This is a text corpus of over 5,500 English SMS messages with ~13% labeled as spam. The text file contains one message per line with two columns: the label ("ham" or "spam") and the raw text of the message. Messages labeled as "ham" are non-spam messages that can be considered legitimate.

Not sure where to begin? Scroll to the bottom to find challenges!

import pandas as pd
spam = pd.read_csv("SMSSpamCollection.csv", header=None)
print(spam.shape)
spam.head(100)

Source of dataset. This corpus was created by Tiago A. Almeida and José María Gómez Hidalgo.

Citations:

  • Almeida, T.A., Gómez Hidalgo, J.M., Yamakami, A. Contributions to the Study of SMS Spam Filtering: New Collection and Results. Proceedings of the 2011 ACM Symposium on Document Engineering (DOCENG'11), Mountain View, CA, USA, 2011.

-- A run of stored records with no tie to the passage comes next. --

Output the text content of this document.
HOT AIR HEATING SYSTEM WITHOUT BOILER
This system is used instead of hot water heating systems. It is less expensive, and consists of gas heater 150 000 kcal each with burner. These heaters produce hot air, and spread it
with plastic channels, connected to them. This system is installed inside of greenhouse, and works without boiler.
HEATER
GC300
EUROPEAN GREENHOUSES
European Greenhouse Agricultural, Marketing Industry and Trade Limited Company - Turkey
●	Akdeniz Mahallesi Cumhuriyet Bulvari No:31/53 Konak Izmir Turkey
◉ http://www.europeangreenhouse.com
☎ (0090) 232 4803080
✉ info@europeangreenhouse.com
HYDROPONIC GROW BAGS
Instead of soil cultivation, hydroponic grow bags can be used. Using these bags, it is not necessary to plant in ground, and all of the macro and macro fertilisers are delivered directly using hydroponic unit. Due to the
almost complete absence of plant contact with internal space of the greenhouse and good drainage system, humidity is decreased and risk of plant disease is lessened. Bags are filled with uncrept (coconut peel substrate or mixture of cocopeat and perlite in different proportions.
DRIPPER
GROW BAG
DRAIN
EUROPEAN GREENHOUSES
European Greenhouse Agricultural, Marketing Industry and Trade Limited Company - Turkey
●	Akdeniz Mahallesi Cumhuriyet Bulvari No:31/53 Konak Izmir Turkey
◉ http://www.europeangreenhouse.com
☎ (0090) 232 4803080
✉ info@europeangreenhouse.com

  • Gómez Hidalgo, J.M., Almeida, T.A., Yamakami, A. On the Validity of a New SMS Spam Collection. Proceedings of the 11th IEEE International Conference on Machine Learning and Applications (ICMLA'12), Boca Raton, FL, USA, 2012.

  • Almeida, T.A., Gómez Hidalgo, J.M., Silva, T.P. Towards SMS Spam Filtering: Results under a New Dataset. International Journal of Information Security Science (IJISS), 2(1), 1-18, 2013.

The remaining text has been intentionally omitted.